Fleshing Out the “Brainlogging” Concept
The group envisioned a system that records and stores neural activity while a person navigates the Internet and interacts with digital media. They chose not to specify what type of brain imaging technology would be used, or which neural regions would be monitored, judging these technical considerations to be outside the scope of the meeting. However, it was
assumed for purposes of discussion that scientists could already chronically record neural activity for large populations using minimally invasive, low-cost technology—a scenario they agreed was futuristic but not unrealistic. The remaining challenges in creating such a system would be:
• Analyzing huge sets of brain data to extract the interesting or relevant features
• Timestamping online media so that each neural response could be connected to the content that provoked it
• Determining which brain activity is relevant, and if necessary, separating purely sensory functions (eye movements to track video, for example), from deeper emotional responses
Even if innovative computer science models could address these issues, broader concerns remain. This extreme form of datalogging raises questions of privacy, particularly if such data were incorporated into social media. Companies might be motivated to use brain data to target advertising more directly, capitalizing on subconscious emotional characteristics of users to manipulate buying behavior. A user’s data might also be used as a predictive tool to draw conclusions about character flaws or even criminal tendencies. Employers might use such data to discriminate among candidates based on their neural habits. As with any personal information collected and evaluated in the context of the Internet, questions of social policy abound.
Envisioning a “Brainlogged” Future
Beyond the originally envisioned benefits of neural recording, the team identified other parts of our lives that might be revolutionized in a “brainlogged” environment.
Users might reap health benefits from having memory banks to store neural data. Medical professionals could analyze these data as another diagnostic tool or as a way of monitoring patient wellbeing. The system might be able to identify the neural precursors to certain illness. In particular, the team suggested that diseases like Alzheimer’s and Parkinsons have distinct neural “warning signs” that might enable early detection. Individuals with mental illness such as depression might benefit from more thorough tracking of their emotional states.

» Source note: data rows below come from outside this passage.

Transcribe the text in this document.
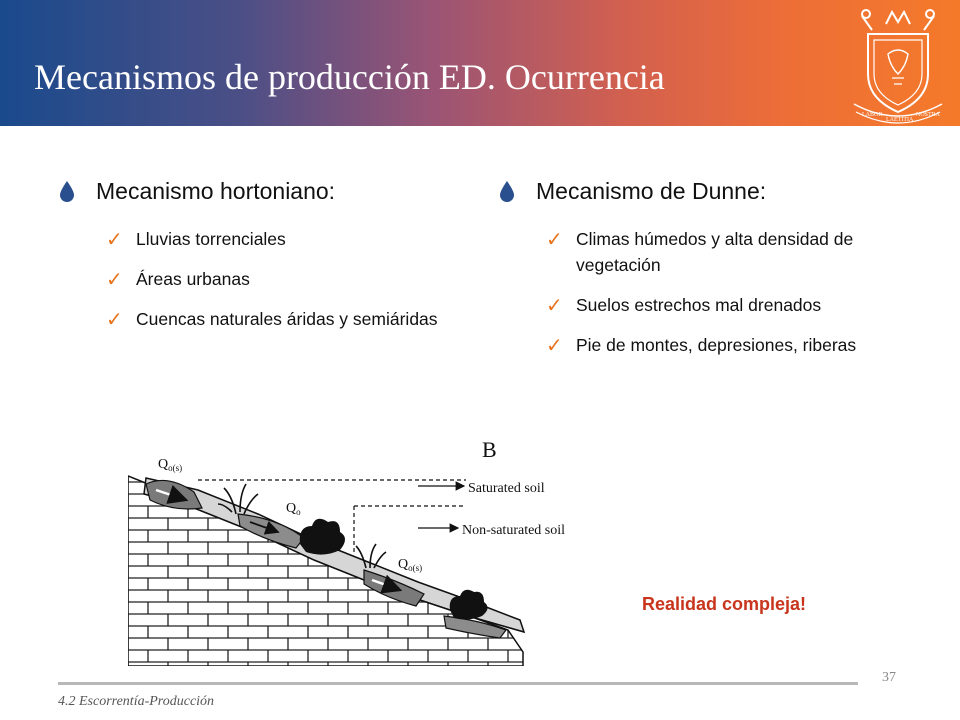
Mecanismos de producción ED. Ocurrencia
LABOR
LAETITIA
NOSTRA
Mecanismo hortoniano:
✓ Lluvias torrenciales
✓ Áreas urbanas
✓ Cuencas naturales áridas y semiáridas
Mecanismo de Dunne:
✓ Climas húmedos y alta densidad de vegetación
✓ Suelos estrechos mal drenados
✓ Pie de montes, depresiones, riberas
B
$Q_{o(s)}$
$Q_o$
$Q_{o(s)}$
Saturated soil
Non-saturated soil
Realidad compleja!
37
4.2 Escorrentía-Producción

The system also has potential as an educational tool. Online learning environments often lack sufficient feedback about student understanding,
attentiveness, and investment. This direct form of monitoring could allow educators to track the neural patterns of their students closely and adjust the learning environment to help students succeed.

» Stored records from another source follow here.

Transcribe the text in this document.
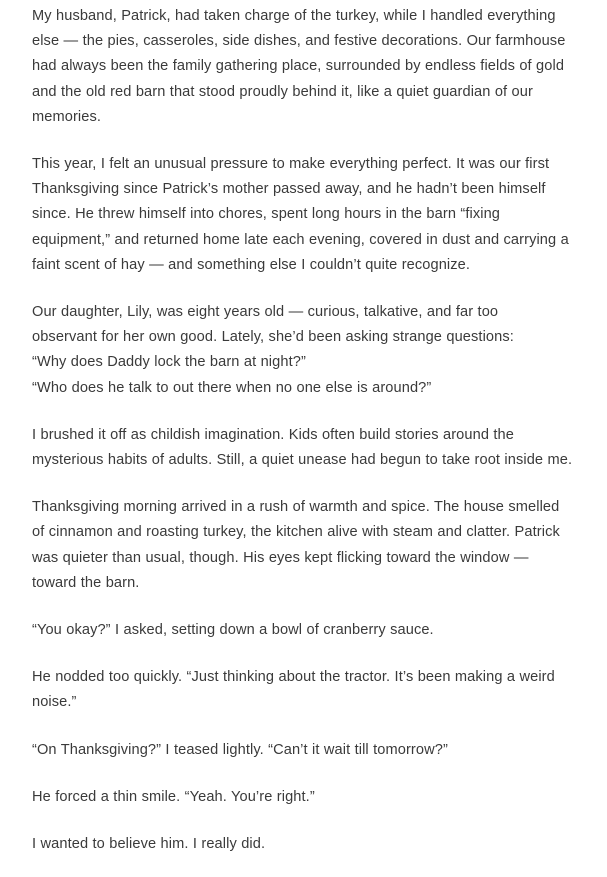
My husband, Patrick, had taken charge of the turkey, while I handled everything else — the pies, casseroles, side dishes, and festive decorations. Our farmhouse had always been the family gathering place, surrounded by endless fields of gold and the old red barn that stood proudly behind it, like a quiet guardian of our memories.

This year, I felt an unusual pressure to make everything perfect. It was our first Thanksgiving since Patrick’s mother passed away, and he hadn’t been himself since. He threw himself into chores, spent long hours in the barn “fixing equipment,” and returned home late each evening, covered in dust and carrying a faint scent of hay — and something else I couldn’t quite recognize.

Our daughter, Lily, was eight years old — curious, talkative, and far too
observant for her own good. Lately, she’d been asking strange questions:
“Why does Daddy lock the barn at night?”
“Who does he talk to out there when no one else is around?”

I brushed it off as childish imagination. Kids often build stories around the mysterious habits of adults. Still, a quiet unease had begun to take root inside me.

Thanksgiving morning arrived in a rush of warmth and spice. The house smelled of cinnamon and roasting turkey, the kitchen alive with steam and clatter. Patrick was quieter than usual, though. His eyes kept flicking toward the window — toward the barn.

“You okay?” I asked, setting down a bowl of cranberry sauce.

He nodded too quickly. “Just thinking about the tractor. It’s been making a weird noise.”

“On Thanksgiving?” I teased lightly. “Can’t it wait till tomorrow?”

He forced a thin smile. “Yeah. You’re right.”

I wanted to believe him. I really did.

Finally, an application that might resonate in an age of increasing social fragmentation is “bHarmony”—a romantic matching system based on neural similarities and shared emotional responses. (Perhaps neural logging would offer more personality insight than a series of multiple-choice questions….) The group took into account evidence presented at this year’s NAKFI conference about the possible decline in meaningful human interaction in the digital age. The members suggest that “brainlogging” technology could someday create a healthier, more emotionally enriching world around our changing brains.